Two-thirds of UK brands are underutilizing marketing data

Almost two-thirds of UK brands are underutilizing their data and limiting its effectiveness by focusing on general analytics activations rather than more sophisticated techniques.

While the majority are activating their data – only a small number of marketers (5%) are not activating their data at all – only 39% of brands are harnessing the power of advanced measurement solutions to gain deep insights from their data.

This is according to a study of UK marketing decision makers by technology and digital marketing consultants Making Science, which found that of the three sectors surveyed – retail and e-commerce, financial services and travel – UK retail lagged behind both other sectors in its data practices. Surprisingly, retail and e-commerce respondents (7%) are less likely to collect both online and offline data, compared to just 1% of finance and travel respondents. Retail brands are also less likely to certify the quality of their data, with one in eight failing to do so. This is significantly more than financial (1%) and travel (2%).

In terms of data activation, 12% of retail respondents said they had not activated their data at all – far more than finance (1%) and travel (2%) – while 15% of retail brands had not invested in data automation, with financial services at 3% and travel 4%.

Considering that more than half (55%) of all marketers surveyed aim to win new customers as a result of data activation, these findings – particularly in the retail sector – highlight a surprising waste of effort in light of the post-pandemic drive for efficiency and pressure to grow economic concerns is the ROI.

Those who activate their data not only aim to attract new customers, but also increase brand awareness (50%), gain greater loyalty within their current customer base (46%), increase ROI (42%) and increase optimization conversion rates (38 %).

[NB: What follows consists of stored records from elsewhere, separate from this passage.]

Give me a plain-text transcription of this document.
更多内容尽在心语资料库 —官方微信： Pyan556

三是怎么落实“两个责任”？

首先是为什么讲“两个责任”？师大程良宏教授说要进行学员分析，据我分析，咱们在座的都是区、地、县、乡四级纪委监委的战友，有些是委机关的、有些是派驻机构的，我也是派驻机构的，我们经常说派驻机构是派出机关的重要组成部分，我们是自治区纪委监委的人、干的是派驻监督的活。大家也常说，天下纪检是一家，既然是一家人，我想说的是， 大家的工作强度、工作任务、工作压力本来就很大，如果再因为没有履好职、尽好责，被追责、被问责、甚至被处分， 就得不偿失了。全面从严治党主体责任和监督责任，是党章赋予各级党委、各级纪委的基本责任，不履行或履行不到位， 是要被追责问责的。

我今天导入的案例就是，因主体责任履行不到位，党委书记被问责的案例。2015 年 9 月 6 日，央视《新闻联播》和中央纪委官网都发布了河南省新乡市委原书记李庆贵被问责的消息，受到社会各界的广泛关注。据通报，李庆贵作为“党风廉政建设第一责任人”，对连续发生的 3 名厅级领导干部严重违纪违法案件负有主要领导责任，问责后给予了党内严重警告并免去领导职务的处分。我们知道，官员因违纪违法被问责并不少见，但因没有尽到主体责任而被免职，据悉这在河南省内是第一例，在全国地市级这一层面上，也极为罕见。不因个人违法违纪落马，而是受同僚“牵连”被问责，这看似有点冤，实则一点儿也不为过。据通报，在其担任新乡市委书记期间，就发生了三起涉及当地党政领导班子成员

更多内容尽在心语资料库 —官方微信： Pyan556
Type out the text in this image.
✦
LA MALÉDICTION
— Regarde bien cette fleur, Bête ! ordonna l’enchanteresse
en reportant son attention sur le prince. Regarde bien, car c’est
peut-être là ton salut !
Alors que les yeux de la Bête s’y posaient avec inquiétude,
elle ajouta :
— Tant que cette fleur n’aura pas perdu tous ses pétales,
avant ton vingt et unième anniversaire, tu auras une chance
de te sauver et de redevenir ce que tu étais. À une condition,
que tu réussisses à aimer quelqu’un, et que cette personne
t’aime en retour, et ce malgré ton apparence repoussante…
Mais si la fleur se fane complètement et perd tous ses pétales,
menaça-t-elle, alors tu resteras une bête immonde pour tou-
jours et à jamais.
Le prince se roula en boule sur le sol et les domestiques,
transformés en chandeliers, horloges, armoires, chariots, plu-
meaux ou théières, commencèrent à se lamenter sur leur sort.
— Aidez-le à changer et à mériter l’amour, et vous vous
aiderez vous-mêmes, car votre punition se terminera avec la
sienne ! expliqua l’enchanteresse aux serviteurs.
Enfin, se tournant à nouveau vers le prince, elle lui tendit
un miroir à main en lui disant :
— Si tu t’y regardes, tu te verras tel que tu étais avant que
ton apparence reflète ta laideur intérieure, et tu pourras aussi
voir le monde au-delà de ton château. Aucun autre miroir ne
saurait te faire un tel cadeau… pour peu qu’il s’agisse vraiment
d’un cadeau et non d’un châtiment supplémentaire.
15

“We were particularly surprised by the number of brands that are investing in data collection to grow their business and improve existing services, while not fully completing the final activation phase, where the benefits of their efforts are rewarded,” said Kevin Daly, Chief Data Officer of the first parties in the company Making Science. “Almost all companies strive to ensure the quality of their data, with 6 out of 10 using internal processes and 5 out of 10 relying on external platforms. 9 out of 10 go a step further and enrich their data, using a mix of machine learning and AI tools. However, after all their hard work, most fail to use advanced measurement solutions to activate their data to its full potential. It is clear that there is currently a lack of understanding or resources to complete the most important stage in the data journey: activation. This is where Making Science’s technology can apply key learnings to data strategy and work on key goals using data insights.”

The rise of AI

Nine out of ten companies have embraced machine learning to enrich their data. The most common use across all industries surveyed was to create product recommendations for consumers, with nearly half of respondents using the technology to do so. A further 43% said they used machine learning to optimize advertising campaigns, while 34% used artificial intelligence to personalize their website.

Consistent with other data trends, retail brands are least likely to use machine learning, with a fifth of industry respondents not using the technology.


Almost one in ten companies are still unsure how GDPR regulations apply to their company. Six years after the original legislation was introduced, a further 4% say they have not heard of the GDPR regulations, while 1% say they are aware of the regulations but have ignored them. Of those who have noticed GDPR, 38% have worked with an external expert to comply, while 33% rely on in-house expertise.